The Last Post Ceremony commemorating the service of (294) Trooper Charles Henry Lane, 9th Light Horse Regiment, First World War

Place Middle East: Ottoman Empire, Turkey, Dardanelles, Gallipoli
Accession Number PAFU2014/212.01
Collection type Film
Object type Last Post film
Physical description 16:9
Maker Australian War Memorial
Place made Australia: Australian Capital Territory, Canberra, Campbell
Date made 29 June 2014
Access Open
Conflict First World War, 1914-1918
Copyright Item copyright: © Australian War Memorial
Creative Commons License This item is licensed under CC BY-NC
Copying Provisions Copyright restrictions apply. Only personal, non-commercial, research and study use permitted. Permission of copyright holder required for any commercial use and/or reproduction.
Description

The Last Post Ceremony is presented in the Commemorative area of the Australian War Memorial each day. The ceremony commemorates more than 102,000 Australians who have given their lives in war and other operations and whose names are recorded on the Roll of Honour. At each ceremony the story behind one of the names on the Roll of Honour is told. Hosted by Richard Cruise, the story for this day was on (294) Trooper Charles Henry Lane, 9th Light Horse Regiment, First World War.

Film order form
Speech transcript

294 Trooper Charles Henry Lane, 9th Light Horse Regiment
DOW 29 June 1915
No photograph in collection

Story delivered 29 June 2014

Today we remember and pay tribute to Trooper Charles Henry Lane of the 9th Light Horse Regiment, who died of wounds on Gallipoli in June 1915.

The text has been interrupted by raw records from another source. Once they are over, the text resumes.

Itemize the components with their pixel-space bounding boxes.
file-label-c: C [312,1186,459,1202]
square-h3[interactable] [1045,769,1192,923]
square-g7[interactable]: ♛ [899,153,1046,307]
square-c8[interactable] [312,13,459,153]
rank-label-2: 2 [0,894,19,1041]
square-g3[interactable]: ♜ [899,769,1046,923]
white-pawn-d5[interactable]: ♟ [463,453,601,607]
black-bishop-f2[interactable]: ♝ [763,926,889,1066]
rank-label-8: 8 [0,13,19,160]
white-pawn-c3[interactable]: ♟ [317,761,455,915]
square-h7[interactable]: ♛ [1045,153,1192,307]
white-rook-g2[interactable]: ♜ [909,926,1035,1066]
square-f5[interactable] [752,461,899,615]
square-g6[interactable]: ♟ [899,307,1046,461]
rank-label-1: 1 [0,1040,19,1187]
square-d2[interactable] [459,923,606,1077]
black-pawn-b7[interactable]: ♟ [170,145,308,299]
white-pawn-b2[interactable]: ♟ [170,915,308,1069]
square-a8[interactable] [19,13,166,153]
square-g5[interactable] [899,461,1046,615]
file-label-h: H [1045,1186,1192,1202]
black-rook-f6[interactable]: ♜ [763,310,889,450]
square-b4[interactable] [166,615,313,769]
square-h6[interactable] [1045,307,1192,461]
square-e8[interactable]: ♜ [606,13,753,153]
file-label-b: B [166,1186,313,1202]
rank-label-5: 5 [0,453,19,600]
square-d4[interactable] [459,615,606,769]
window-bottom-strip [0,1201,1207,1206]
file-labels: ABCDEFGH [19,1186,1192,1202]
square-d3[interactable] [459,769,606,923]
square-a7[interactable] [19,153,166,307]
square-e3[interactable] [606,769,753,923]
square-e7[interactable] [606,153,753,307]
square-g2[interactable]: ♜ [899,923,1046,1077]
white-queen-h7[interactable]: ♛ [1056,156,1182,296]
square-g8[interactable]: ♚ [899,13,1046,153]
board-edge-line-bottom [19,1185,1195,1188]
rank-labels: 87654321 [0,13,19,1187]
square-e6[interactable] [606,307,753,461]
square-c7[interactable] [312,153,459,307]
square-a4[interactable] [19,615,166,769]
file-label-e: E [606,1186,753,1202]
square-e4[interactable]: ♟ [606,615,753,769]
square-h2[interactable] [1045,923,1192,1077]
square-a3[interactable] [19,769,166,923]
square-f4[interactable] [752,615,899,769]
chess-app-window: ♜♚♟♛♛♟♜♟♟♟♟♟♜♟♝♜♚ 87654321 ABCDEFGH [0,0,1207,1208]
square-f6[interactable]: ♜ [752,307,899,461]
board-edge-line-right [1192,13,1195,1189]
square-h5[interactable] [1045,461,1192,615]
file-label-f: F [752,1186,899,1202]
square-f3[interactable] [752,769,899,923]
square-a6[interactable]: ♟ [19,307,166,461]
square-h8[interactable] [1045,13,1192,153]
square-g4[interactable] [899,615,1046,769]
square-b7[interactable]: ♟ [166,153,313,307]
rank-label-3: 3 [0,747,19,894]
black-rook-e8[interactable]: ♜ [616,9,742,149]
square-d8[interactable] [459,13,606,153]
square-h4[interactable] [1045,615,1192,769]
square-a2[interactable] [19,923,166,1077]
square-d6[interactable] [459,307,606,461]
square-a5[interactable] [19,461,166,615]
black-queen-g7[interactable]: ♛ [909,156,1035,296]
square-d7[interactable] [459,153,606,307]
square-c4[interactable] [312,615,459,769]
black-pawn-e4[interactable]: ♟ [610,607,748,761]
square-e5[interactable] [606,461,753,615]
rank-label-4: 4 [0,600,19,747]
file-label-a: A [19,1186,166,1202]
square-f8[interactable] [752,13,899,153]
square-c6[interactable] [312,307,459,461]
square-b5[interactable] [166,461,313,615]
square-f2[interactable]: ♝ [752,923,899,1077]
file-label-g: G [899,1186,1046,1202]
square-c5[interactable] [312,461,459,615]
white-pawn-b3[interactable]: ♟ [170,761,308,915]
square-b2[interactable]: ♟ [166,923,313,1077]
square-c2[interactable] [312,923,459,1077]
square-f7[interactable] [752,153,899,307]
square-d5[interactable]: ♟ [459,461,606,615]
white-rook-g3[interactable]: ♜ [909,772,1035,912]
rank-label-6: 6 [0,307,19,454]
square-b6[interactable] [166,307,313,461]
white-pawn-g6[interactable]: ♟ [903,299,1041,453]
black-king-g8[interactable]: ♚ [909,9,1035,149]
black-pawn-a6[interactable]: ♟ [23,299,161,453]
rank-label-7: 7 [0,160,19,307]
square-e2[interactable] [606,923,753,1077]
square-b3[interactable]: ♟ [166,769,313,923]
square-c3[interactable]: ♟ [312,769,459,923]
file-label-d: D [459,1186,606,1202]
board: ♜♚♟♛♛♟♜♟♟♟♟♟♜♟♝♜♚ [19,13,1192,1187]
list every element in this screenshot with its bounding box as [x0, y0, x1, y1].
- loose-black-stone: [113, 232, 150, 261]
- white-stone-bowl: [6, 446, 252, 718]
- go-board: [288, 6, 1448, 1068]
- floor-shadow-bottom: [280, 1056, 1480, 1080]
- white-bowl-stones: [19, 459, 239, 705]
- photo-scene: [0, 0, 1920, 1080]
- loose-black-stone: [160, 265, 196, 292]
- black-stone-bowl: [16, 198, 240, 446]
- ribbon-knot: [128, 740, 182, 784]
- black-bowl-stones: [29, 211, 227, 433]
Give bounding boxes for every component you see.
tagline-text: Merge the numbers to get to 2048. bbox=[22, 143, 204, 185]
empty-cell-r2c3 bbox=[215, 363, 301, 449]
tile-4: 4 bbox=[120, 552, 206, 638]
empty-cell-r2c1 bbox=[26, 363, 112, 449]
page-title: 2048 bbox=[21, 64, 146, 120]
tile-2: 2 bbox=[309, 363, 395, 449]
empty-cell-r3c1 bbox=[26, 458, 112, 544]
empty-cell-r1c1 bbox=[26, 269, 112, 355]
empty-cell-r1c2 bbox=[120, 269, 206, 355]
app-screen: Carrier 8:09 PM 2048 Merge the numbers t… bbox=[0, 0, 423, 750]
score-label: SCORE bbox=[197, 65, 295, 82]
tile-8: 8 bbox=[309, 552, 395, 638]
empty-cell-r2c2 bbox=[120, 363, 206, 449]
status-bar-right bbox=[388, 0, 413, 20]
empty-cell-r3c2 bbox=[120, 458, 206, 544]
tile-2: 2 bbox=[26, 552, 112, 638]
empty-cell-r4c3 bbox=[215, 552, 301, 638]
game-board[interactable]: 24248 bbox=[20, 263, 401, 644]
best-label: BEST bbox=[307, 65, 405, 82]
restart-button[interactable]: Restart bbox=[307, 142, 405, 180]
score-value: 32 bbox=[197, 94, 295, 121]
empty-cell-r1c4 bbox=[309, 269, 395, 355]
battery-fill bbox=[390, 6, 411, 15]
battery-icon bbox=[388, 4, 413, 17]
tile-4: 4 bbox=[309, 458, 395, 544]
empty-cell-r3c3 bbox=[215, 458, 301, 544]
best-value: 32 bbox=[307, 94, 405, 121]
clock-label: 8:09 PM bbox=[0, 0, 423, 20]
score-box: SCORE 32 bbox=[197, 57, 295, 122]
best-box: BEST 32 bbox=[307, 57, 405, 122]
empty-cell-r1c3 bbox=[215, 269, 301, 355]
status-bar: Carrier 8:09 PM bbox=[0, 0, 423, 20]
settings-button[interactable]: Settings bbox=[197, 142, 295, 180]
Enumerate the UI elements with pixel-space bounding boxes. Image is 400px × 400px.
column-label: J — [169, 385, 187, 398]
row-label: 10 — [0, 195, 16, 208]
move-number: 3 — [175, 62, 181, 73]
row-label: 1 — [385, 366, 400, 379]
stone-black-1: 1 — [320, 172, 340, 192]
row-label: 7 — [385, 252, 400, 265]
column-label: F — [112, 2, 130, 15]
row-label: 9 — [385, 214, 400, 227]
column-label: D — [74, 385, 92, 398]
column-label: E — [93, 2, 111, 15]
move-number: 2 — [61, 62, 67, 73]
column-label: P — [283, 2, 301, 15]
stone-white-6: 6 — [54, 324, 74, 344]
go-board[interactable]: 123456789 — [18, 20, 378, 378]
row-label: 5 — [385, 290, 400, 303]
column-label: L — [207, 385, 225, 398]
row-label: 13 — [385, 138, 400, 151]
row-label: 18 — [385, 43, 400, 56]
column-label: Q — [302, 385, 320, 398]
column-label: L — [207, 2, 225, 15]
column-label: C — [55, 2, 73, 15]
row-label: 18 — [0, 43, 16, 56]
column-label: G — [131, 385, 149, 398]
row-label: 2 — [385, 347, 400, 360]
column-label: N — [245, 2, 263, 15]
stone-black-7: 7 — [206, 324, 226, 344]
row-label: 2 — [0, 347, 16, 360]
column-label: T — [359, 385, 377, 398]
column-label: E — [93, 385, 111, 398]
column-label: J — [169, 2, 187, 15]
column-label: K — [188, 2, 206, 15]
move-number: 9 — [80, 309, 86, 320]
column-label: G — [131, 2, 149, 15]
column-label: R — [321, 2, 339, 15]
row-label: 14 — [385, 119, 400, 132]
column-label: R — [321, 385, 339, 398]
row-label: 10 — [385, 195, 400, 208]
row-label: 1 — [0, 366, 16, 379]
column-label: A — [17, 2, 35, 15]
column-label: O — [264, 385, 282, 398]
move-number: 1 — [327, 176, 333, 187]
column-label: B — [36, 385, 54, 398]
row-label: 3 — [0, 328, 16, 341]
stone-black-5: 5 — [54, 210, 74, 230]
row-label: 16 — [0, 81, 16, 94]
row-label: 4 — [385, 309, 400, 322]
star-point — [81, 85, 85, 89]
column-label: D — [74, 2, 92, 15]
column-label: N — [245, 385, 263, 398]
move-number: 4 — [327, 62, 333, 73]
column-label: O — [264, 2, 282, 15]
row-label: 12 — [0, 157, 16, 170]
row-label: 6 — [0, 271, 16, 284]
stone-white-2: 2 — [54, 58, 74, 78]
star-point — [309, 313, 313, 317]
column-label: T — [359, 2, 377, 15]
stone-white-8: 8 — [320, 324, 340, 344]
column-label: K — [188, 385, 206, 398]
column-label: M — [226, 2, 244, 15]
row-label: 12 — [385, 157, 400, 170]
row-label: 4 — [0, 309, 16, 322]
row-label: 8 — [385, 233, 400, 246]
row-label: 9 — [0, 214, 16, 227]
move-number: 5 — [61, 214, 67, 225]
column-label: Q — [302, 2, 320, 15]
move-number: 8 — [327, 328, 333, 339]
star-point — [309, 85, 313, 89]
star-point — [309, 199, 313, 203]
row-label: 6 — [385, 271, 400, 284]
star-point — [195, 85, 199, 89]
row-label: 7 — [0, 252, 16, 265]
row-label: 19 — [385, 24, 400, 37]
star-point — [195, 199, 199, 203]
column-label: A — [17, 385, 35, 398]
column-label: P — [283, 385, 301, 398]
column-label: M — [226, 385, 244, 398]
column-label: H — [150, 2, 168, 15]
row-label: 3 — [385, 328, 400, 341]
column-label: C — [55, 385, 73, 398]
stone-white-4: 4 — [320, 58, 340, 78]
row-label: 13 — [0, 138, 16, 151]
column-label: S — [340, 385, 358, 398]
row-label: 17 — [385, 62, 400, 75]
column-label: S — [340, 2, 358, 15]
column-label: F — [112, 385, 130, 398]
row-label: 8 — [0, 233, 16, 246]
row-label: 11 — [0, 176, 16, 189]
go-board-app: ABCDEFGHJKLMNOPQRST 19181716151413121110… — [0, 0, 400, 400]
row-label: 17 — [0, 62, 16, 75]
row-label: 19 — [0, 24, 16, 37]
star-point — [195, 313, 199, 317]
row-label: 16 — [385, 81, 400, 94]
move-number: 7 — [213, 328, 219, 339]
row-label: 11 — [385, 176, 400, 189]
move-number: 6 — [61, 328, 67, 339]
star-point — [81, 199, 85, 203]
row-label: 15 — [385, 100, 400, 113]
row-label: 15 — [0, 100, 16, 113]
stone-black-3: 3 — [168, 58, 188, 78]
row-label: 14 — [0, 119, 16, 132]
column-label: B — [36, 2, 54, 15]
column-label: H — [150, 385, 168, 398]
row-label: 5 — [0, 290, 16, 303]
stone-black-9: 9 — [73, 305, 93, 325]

Charles Henry Lane was born in Nathalia in Victoria in 1894, and was one of four children born to James Owen Lane. Little is known about the Lane family during this period, other than it was a troubled and financially unfortunate family and Charles seems to have had a difficult childhood. The historic records mention nothing of Charles’ mother, but we know that the four Lane children were raised by their stepmother, Florence, in the years before the war. The Lane family was living in South Australia when war was declared, and Charles was working as a station hand near Ceduna.

It was probably due to his skills working with horses that caused 20-year-old Charles Lane to enlist in the Light Horse at the Morphettville barracks in October 1914. After a period of training in Melbourne, Charles left Australia with the 9th Light Horse Regiment in February 1915 and arrived in Egypt the following month in preparation for the campaign in the Dardanelles.

Charles landed on Gallipoli on 21 May 1915, although the Light Horse regiments did so without their mounts due to the nature of the formidable terrain. The 9th Light Horse came ashore at Anzac Cove under Turkish shrapnel, and after a night camped in Mule Gulley proceeded into the firing line at Walker’s Ridge where the regiment relieved the Auckland Mounted Rifles.

No sooner had they filed into the line than Turkish troops attacked the position with hand grenades on the evening of 28 May, killing two men and wounding two others. Charles Lane was one of the wounded, and was evacuated to the hospital ship Sicilia with fragmentation wounds to his left thigh and a compound fracture to his femur. Stretcher-bearers carried the wounded through the narrow saps and trenches down to the beach at Anzac, and it would have been several hours before Trooper Lane finally arrived on board the Sicilia to receive surgical treatment. Proper care came too late, and Trooper Charles Lane succumbed to his wounds the following day. As was the case with men who died on hospital ships during the campaign, he was buried at sea, but his name is listed on the Lone Pine Memorial.

Charles Lane is also commemorated on the Roll of Honour on my right, along with 60,000 others from the First World War. There is no photograph in the Memorial’s collection to display beside the Pool of Reflection.

This is but one of the many stories of courage and sacrifice told here at the Australian War Memorial. We now remember Trooper Charles Lane, and all of those Australians who have given their lives in service of our nation.